09/13/2011 09:16 EDT | Updated 11/13/2011 05:12 EST

Ontario leaders slammed in duelling reports

The McGuinty Liberals are ranked in one new report as the second-worst fiscal managers among Canada's 10 provincial governments, while another analysis slams the Progressive Conservative platform for its "systematic dishonesty."

The two reports, put out Tuesday by the Fraser Institute and the Canadian Centre for Policy Alternatives respectively, have plenty of criticisms for the frontrunners in the Oct. 6 election.

The Fraser Institute report, titled Measuring the Fiscal Performance of Canada’s Premiers, takes the Liberal government to task for what it deems high spending and a large debt and deficit. But it says McGuinty's record on taxes is mixed — cuts to business taxes in 2009 are lauded, although personal income taxes "remain high" compared with the other provinces.

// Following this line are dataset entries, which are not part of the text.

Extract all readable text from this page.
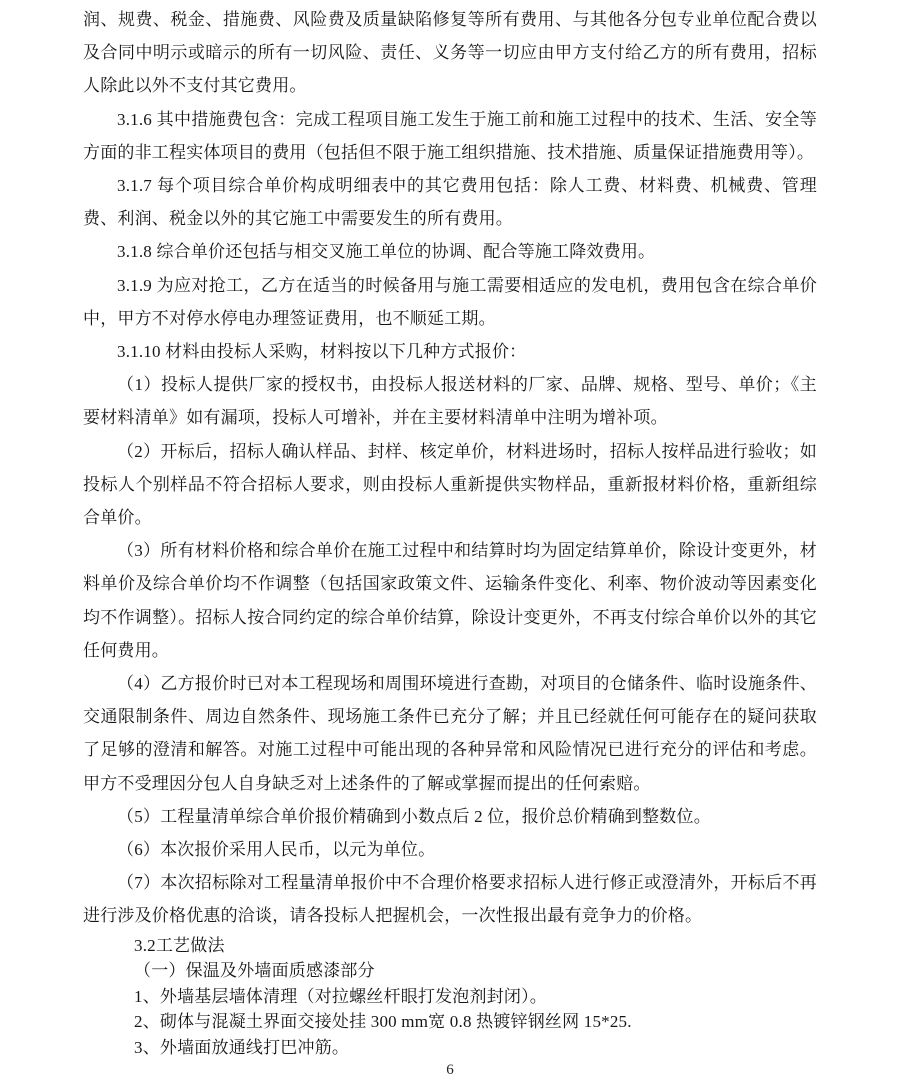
润、规费、税金、措施费、风险费及质量缺陷修复等所有费用、与其他各分包专业单位配合费以及合同中明示或暗示的所有一切风险、责任、义务等一切应由甲方支付给乙方的所有费用，招标人除此以外不支付其它费用。

3.1.6 其中措施费包含：完成工程项目施工发生于施工前和施工过程中的技术、生活、安全等方面的非工程实体项目的费用（包括但不限于施工组织措施、技术措施、质量保证措施费用等）。

3.1.7 每个项目综合单价构成明细表中的其它费用包括：除人工费、材料费、机械费、管理费、利润、税金以外的其它施工中需要发生的所有费用。

3.1.8 综合单价还包括与相交叉施工单位的协调、配合等施工降效费用。

3.1.9 为应对抢工，乙方在适当的时候备用与施工需要相适应的发电机，费用包含在综合单价中，甲方不对停水停电办理签证费用，也不顺延工期。

3.1.10 材料由投标人采购，材料按以下几种方式报价：

（1）投标人提供厂家的授权书，由投标人报送材料的厂家、品牌、规格、型号、单价；《主要材料清单》如有漏项，投标人可增补，并在主要材料清单中注明为增补项。

（2）开标后，招标人确认样品、封样、核定单价，材料进场时，招标人按样品进行验收；如投标人个别样品不符合招标人要求，则由投标人重新提供实物样品，重新报材料价格，重新组综合单价。

（3）所有材料价格和综合单价在施工过程中和结算时均为固定结算单价，除设计变更外，材料单价及综合单价均不作调整（包括国家政策文件、运输条件变化、利率、物价波动等因素变化均不作调整）。招标人按合同约定的综合单价结算，除设计变更外，不再支付综合单价以外的其它任何费用。

（4）乙方报价时已对本工程现场和周围环境进行查勘，对项目的仓储条件、临时设施条件、交通限制条件、周边自然条件、现场施工条件已充分了解；并且已经就任何可能存在的疑问获取了足够的澄清和解答。对施工过程中可能出现的各种异常和风险情况已进行充分的评估和考虑。甲方不受理因分包人自身缺乏对上述条件的了解或掌握而提出的任何索赔。

（5）工程量清单综合单价报价精确到小数点后 2 位，报价总价精确到整数位。

（6）本次报价采用人民币，以元为单位。

（7）本次招标除对工程量清单报价中不合理价格要求招标人进行修正或澄清外，开标后不再进行涉及价格优惠的洽谈，请各投标人把握机会，一次性报出最有竞争力的价格。

3.2工艺做法

（一）保温及外墙面质感漆部分

1、外墙基层墙体清理（对拉螺丝杆眼打发泡剂封闭）。

2、砌体与混凝土界面交接处挂 300 mm宽 0.8 热镀锌钢丝网 15*25.

3、外墙面放通线打巴冲筋。

6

"For Ontario to regain its position as an economic powerhouse within Canada, Premier McGuinty needs to curtail spending increases, quickly balance the provincial budget, and lower taxes on personal income," said Charles Lammam, co-author of the study in a release.

Former British Columbia Premier Gordon Campbell is ranked as having the best fiscal record. Prince Edward Island's Robert Ghiz — who, like the Ontario Liberal leader, is in the middle of a re-election campaign — is the only leader to fare worse than McGuinty in the Fraser Institute's rankings.

The rankings were based on provincial fiscal records up to the 2010/2011 fiscal year. The periods evaluated were different depending on the premier.

Provincial governments were given a composite score based on three components — spending, debt and deficit and taxes. The scores were weighted equally and aggregated to form the final score.

Graphs for dummies?

Meanwhile, the Canadian Centre for Policy Alternatives finds Changebook, the Ontario Progressive Conservative platform, contains "consistently misleading and inaccurate statistical representations."

While the report released Tuesday examines only the presentation of data in Changebook and not the policy content, it says, "the pattern of systematic dishonesty which is visible in that presentation should give Ontarians ample reason to question the integrity and goals of the group that designed and published it."

Titled Graphs For Dummies: The Troubled Geometry of Tim Hudak’s changebook, the report authored by Canadian Auto Workers union economist Jim Stanford reviews 13 graphs presented in the platform.

The report singles out a number of issues that consistently appear in the graphs, including inconsistent scaling, inadequate or incorrect sourcing and a lack of proportions.

The report found none of the graphs were appropriately labelled and are "clearly unacceptable in normal academic or professional practice."